Pursuant to the Act, the Texas attorney general is given the authority to undertake investigations and prosecute enforcement actions by commencing in rem actions against properties that were acquired in violation of the Act, as well as obtaining the appointment of a receiver to oversee the property and effectuate its divestment.[vi] In addition, the Act authorizes the attorney general to establish procedures to examine purchase and sale transactions and whether there is a basis to investigate whether transactions may be in violation of the Act.[vii] Violations of the Act may result in civil penalties of the greater of either $250,000 or 50% of the market value of the property in question, and companies and/or individuals that knowingly or intentionally violate the Act may be subject to state felony charges.[viii]
In light of the drastic legal consequences for violating the Act, stakeholders seeking to acquire, develop, and/or otherwise invest in commercial real estate in Texas are cautioned to perform due diligence on their direct and indirect partners to ensure the transactions are not prohibited under the Act. They should also stay abreast of the countries designated by the U.S. Director of National Intelligence to be a threat to the security of the United States.
Legal Challenges to the Act
As one may expect, there have been legal challenges to the Act and Florida’s SB 264, which interested parties are advised to follow, and additional legal challenges may continue to arise under both federal law and state laws. For example, the Chinese American Legal Defense Alliance has filed a lawsuit[ix] alleging that the Act deprives Chinese citizens (who are in the U.S. on visas) of due process and equal protection of the laws under the 14th Amendment. Moreover, we anticipate legal challenges to the Act as being preempted by federal laws, such as the Foreign Investment Risk Review Modernization Act (FIRRMA)[x] and the Committee on Foreign Investment in the United States (CFIUS), which oversees and restricts foreign investment in real estate in the United States based upon national security concerns.[xi] There are also legal challenges that the Act violates the Fair Housing Act (42 U.S.C. Section 3601 et seq.) as it is alleged to be a discriminatory housing practice.

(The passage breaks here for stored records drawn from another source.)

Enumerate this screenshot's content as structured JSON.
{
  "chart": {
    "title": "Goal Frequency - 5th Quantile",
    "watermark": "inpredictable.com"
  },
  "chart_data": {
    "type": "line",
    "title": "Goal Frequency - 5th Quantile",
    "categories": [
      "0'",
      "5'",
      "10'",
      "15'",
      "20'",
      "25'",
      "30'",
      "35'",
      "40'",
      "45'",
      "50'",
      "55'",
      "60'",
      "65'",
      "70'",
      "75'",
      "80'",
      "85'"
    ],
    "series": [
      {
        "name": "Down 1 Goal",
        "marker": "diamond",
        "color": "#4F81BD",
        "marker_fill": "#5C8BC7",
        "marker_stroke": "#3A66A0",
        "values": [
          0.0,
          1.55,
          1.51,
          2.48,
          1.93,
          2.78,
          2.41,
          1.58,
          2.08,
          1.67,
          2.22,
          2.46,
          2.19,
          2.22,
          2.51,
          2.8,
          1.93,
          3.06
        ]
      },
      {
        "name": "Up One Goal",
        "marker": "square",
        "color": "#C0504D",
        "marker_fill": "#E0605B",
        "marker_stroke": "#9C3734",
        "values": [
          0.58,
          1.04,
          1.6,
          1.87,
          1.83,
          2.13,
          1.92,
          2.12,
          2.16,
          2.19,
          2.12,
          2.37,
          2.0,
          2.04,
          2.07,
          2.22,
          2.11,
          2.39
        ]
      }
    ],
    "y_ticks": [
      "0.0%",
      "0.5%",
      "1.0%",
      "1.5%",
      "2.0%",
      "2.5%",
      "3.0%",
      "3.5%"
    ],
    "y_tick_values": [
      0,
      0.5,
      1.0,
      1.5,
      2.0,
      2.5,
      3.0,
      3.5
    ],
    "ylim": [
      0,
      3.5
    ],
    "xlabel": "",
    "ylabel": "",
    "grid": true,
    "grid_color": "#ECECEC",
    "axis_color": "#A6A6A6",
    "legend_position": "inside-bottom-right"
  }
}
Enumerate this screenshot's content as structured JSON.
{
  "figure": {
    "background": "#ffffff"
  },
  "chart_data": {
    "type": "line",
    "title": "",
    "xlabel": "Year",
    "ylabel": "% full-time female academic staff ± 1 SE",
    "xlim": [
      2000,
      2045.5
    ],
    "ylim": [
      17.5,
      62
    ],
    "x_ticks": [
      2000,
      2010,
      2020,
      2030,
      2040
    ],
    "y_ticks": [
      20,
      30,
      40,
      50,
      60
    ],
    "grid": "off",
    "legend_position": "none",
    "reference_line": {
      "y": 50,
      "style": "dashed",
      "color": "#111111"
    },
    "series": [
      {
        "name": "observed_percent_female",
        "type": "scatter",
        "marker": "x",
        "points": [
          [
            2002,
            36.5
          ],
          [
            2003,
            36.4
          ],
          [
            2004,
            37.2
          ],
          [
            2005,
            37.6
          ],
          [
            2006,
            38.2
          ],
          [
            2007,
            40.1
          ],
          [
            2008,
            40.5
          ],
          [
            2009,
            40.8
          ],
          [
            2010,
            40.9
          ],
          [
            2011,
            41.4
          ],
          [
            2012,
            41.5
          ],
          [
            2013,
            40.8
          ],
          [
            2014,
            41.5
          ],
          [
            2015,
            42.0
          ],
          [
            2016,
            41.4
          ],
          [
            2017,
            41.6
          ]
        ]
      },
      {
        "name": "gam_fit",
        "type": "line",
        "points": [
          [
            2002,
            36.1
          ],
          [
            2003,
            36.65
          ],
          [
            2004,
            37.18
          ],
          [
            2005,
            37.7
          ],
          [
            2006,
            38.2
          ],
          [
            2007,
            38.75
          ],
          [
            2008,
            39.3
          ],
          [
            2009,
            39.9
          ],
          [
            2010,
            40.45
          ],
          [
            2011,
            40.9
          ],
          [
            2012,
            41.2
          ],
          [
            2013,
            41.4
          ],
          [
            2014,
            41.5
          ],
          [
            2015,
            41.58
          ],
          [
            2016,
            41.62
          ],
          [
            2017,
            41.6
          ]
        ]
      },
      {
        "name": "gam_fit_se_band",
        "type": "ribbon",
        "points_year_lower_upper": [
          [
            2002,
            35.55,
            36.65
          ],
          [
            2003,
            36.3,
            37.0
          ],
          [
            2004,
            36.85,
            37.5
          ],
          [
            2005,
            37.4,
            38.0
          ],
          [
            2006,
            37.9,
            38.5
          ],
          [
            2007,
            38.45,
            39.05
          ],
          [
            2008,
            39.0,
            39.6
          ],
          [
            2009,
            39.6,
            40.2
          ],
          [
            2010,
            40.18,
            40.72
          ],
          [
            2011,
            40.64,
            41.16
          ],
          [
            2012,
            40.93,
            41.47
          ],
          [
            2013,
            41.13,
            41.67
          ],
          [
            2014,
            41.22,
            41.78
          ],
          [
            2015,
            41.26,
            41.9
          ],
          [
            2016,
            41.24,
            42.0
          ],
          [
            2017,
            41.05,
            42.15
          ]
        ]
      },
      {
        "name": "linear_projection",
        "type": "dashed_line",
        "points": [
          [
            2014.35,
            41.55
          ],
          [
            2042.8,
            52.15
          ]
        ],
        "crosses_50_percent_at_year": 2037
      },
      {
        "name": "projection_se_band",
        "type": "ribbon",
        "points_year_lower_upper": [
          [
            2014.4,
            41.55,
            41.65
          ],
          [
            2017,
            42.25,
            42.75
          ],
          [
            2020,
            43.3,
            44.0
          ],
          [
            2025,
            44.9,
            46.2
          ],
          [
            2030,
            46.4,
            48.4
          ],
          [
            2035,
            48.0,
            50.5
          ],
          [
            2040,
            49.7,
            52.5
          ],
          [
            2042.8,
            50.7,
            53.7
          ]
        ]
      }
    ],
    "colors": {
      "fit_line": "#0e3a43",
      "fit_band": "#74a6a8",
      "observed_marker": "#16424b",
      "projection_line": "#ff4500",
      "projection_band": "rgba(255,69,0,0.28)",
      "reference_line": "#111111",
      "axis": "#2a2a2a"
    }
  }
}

It is advisable to consult with counsel as part of a due diligence review and to keep abreast of the changing legal landscape in light of the status of the pending cases — as well as cases that may yet be filed — and the examination procedures established by the attorney general. Understanding the evolving nature of the Act will help stakeholders avoid the severe consequences for any violations. We will continue to monitor these matters.
[i] Tex. Prop. Code Ann. §§ 4.251-5.259.
[ii] Tex. Prop. Code Ann. § 5.253(2).
[iii] The Bill authorizes the governor of Texas, after consultation with the public safety director of the Department of Public Safety and the Homeland Security Council, to determine whether a real property transaction poses a public safety or national security risk and to designate or remove a designation of a country or entity under Sec. 5.253. (Tex. Prop. Code Ann. § 5.254(a)).
[iv] Tex. Prop. Code Ann. § 5.251.
[v] The phrase “an interest in real property . . .” is used in the Act but not defined. A broad reading of the Act would interpret the phrase to apply not only to direct ownership, but also to direct and/or indirect ownership interests in an entity which owns or leases such types of real property (there is an exemption for leases having a term which is less than 1 year).
[vi] Tex. Prop. Code Ann. §§ 5.255 (a)-(c).
[vii] Id.
[viii] Tex. Prop. Code Ann. §§ 5.258 (a)-(b).
[ix] Peng Wang v. Paxon, No. 25-20354, slip op. (5thCir. Dec. 11, 2025).
[x] 50 U.S.C. § 4564(d)(1).
[xi] The CFIUS regulations define covered real estate transactions and set out criteria for excepted investors (31 C.F.R. §§ 802.101, 802.215, and 802.301).